Husel, 46, who lives in the Pickaway County village of Orient, has had his medical license suspended by the state medical board. He pleaded not guilty to the murder counts and has been free on a $1 million bond since shortly after his arrest.
His defense team contends that he was providing comfort care to terminally ill patients in their final hours and not attempting to shorten their lives.
"At the 500-microgram level there would be no legitimate medical purpose," O'Brien told reporters when the indictment was filed in June 2019. "The only purpose would be to hasten their deaths."
The motion to dismiss contends that prosecutors failed to present evidence of patients under Husel's care who received more than 500 micrograms of fentanyl and did not as a result of an opioid overdose.

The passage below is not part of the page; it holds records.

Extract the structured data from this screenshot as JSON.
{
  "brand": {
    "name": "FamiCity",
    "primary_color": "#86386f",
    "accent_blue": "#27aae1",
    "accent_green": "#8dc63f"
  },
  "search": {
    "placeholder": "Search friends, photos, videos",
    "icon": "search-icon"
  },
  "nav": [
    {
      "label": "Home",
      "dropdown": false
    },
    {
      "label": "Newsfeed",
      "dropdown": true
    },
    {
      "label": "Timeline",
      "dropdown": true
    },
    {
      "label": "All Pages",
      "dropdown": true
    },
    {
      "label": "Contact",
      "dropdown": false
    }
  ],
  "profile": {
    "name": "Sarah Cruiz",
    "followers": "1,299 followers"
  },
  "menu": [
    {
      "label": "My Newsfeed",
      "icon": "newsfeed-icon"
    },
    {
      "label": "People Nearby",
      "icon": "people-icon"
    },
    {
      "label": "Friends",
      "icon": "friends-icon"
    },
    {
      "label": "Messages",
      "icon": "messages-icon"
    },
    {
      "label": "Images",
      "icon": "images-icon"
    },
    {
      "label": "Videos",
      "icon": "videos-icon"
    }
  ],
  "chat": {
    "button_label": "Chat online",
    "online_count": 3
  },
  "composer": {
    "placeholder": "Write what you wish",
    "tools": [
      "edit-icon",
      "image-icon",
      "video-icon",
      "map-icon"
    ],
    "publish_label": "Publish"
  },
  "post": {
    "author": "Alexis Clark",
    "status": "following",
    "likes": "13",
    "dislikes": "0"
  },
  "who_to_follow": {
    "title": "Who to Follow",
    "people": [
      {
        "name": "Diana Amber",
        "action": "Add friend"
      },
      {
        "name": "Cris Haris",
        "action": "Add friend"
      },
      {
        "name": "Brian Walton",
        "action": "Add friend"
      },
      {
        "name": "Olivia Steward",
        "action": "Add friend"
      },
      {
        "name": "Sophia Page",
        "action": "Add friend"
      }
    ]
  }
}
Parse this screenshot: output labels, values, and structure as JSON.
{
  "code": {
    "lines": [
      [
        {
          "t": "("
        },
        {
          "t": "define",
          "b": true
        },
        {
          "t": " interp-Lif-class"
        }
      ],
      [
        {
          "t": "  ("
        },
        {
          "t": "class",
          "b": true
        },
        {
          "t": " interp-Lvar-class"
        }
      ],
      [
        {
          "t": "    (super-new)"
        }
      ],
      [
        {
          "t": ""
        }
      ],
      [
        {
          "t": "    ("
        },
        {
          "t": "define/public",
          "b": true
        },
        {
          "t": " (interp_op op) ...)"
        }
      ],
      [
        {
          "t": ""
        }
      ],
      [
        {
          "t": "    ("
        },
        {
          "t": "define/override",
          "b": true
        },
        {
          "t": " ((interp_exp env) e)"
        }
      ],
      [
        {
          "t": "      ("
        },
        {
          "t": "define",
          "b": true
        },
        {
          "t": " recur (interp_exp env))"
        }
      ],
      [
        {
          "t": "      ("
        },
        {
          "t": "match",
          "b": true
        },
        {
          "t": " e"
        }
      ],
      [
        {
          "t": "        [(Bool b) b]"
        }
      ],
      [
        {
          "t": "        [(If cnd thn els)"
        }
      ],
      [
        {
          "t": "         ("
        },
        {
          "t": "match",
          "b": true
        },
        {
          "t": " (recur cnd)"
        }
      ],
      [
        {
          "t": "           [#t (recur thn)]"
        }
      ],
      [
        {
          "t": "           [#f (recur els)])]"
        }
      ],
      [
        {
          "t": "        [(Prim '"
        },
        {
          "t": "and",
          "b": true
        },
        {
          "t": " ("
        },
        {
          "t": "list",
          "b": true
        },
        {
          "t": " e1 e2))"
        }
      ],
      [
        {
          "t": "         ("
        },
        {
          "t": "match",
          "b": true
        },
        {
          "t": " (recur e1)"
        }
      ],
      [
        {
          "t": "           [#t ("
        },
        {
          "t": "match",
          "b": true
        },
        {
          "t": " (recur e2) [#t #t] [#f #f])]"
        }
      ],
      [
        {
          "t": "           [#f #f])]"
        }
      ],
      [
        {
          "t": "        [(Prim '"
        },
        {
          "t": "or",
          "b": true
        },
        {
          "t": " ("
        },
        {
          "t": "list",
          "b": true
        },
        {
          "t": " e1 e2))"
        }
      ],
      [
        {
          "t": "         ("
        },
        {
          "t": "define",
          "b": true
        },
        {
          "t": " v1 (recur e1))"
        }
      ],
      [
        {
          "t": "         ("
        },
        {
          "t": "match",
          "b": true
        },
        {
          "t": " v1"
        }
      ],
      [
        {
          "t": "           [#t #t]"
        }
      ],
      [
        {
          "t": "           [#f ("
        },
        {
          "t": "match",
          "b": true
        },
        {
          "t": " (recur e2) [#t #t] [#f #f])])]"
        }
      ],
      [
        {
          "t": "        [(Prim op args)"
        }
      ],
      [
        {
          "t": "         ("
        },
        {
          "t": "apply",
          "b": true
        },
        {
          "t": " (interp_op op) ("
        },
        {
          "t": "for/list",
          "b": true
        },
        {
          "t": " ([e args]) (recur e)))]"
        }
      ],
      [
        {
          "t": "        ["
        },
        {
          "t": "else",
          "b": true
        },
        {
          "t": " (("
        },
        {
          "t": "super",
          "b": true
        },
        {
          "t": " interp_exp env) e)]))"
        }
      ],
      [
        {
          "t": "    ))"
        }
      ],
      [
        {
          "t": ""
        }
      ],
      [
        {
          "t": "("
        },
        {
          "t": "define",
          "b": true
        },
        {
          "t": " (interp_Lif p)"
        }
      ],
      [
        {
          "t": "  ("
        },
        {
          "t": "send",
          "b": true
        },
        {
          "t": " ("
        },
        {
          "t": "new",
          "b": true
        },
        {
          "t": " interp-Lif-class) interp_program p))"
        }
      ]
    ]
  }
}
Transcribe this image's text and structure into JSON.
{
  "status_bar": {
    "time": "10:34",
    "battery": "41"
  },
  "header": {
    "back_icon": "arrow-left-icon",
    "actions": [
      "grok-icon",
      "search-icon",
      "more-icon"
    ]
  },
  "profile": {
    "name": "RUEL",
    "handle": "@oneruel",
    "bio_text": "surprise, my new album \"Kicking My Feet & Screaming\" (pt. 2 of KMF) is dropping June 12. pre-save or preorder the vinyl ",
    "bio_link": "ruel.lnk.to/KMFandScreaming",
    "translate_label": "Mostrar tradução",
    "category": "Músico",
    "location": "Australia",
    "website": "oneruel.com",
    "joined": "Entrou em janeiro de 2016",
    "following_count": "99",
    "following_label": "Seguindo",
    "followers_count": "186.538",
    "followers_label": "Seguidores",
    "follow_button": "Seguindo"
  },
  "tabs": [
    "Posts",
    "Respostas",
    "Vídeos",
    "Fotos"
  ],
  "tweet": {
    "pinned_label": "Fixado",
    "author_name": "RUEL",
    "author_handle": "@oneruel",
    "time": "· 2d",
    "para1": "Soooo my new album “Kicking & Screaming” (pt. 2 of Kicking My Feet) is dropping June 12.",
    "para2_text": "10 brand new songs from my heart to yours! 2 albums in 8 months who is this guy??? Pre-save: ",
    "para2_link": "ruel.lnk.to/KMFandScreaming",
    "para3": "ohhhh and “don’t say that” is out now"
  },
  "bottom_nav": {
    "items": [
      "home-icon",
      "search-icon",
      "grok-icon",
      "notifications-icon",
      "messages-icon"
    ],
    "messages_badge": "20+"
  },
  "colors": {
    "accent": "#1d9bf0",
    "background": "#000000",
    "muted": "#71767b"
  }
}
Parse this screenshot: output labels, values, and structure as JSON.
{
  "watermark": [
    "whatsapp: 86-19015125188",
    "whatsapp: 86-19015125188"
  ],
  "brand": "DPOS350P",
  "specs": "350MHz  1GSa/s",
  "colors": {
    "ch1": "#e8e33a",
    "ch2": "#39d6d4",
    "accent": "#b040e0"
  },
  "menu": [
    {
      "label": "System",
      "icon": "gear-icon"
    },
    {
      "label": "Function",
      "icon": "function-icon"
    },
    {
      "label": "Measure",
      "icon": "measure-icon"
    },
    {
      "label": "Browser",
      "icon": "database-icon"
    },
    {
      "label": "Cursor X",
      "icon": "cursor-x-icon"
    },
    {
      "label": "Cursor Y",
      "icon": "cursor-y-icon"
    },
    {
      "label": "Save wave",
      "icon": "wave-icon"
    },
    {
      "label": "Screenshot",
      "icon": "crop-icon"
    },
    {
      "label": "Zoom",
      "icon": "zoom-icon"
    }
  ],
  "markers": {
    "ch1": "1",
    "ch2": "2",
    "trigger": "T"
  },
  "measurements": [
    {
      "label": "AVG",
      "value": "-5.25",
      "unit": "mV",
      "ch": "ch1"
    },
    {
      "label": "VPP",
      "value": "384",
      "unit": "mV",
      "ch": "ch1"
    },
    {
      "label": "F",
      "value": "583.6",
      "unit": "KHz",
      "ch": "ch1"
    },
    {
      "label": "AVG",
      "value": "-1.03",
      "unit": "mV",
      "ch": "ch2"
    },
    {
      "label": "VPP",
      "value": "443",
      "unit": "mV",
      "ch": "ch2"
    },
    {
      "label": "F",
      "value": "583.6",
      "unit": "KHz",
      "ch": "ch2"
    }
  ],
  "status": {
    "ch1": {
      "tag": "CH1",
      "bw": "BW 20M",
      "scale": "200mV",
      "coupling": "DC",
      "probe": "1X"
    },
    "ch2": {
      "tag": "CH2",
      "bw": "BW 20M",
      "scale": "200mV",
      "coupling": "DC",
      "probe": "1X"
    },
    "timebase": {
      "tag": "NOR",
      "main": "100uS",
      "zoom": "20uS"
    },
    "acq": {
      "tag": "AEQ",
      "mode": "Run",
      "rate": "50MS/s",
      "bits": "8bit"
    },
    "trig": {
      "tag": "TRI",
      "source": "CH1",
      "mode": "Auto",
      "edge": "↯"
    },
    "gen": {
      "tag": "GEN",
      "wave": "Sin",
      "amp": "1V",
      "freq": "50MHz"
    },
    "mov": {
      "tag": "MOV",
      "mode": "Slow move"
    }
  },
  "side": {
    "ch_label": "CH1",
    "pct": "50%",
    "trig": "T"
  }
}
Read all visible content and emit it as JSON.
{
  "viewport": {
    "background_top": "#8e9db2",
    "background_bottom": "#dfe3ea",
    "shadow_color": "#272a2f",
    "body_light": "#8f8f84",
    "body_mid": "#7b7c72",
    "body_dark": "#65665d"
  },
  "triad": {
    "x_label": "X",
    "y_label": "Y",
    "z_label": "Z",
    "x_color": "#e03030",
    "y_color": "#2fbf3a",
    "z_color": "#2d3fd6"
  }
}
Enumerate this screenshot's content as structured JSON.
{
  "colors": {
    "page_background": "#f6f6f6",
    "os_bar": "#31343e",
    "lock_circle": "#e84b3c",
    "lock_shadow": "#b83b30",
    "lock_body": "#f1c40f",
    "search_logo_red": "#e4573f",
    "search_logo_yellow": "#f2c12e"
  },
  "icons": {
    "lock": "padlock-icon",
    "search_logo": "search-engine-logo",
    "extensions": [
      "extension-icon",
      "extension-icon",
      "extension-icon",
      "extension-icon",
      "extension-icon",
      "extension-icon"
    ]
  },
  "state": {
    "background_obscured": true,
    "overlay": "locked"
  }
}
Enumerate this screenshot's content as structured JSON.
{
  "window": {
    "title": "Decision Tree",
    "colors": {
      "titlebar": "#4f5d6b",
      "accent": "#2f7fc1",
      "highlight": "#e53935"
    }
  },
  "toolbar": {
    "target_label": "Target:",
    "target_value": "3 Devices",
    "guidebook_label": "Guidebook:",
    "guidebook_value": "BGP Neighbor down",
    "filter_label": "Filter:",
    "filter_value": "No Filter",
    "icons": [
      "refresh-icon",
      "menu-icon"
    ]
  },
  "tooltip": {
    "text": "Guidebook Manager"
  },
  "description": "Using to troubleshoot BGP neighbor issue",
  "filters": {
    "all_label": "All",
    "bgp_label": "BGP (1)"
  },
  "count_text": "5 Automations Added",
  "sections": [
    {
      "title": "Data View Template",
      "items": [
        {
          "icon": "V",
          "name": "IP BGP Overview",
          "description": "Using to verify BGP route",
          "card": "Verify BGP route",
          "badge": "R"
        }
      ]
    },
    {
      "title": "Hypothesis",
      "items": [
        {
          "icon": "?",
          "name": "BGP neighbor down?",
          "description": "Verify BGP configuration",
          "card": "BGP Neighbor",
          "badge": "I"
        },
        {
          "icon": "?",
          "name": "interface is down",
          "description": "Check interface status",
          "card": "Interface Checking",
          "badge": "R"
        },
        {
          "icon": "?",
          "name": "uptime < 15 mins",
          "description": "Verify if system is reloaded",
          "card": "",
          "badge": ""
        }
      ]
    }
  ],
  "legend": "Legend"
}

The defense team has focused specifically on the case of a patient identified only as "T.Y." According to the motion to dismiss, T.Y. received a combined 2,500 micrograms of fentanyl during a 37-minute period on Nov. 23, 2014, after being removed from a life-support breathing tube, and survived for 10 more days. The death was unrelated to fentanyl.
Lapidus argued that by withholding information about T.Y.'s case from the grand jury, prosecutors hid evidence that would have rebutted their theory about the lethality of fentanyl dosages prescribed by Husel.
The second witness called by the defense, Columbus Police Sgt. Terry McConnell, testified that prosecutors had a copy of T.Y.'s medical records by May 8,2019, nearly a month prior to the grand jury presentation.
Ihrig, the defense medical expert, testified that there is no defined level at which a fentanyl dosage is considered deadly. Based on his experience, Ihrig said, 500 micrograms of fentanyl for someone who has been removed from a ventilator "isn't universally lethal."
Lapidus' efforts to ask Ihrig about the cases of patients other than T.Y. were met with repeated objections from Grubb.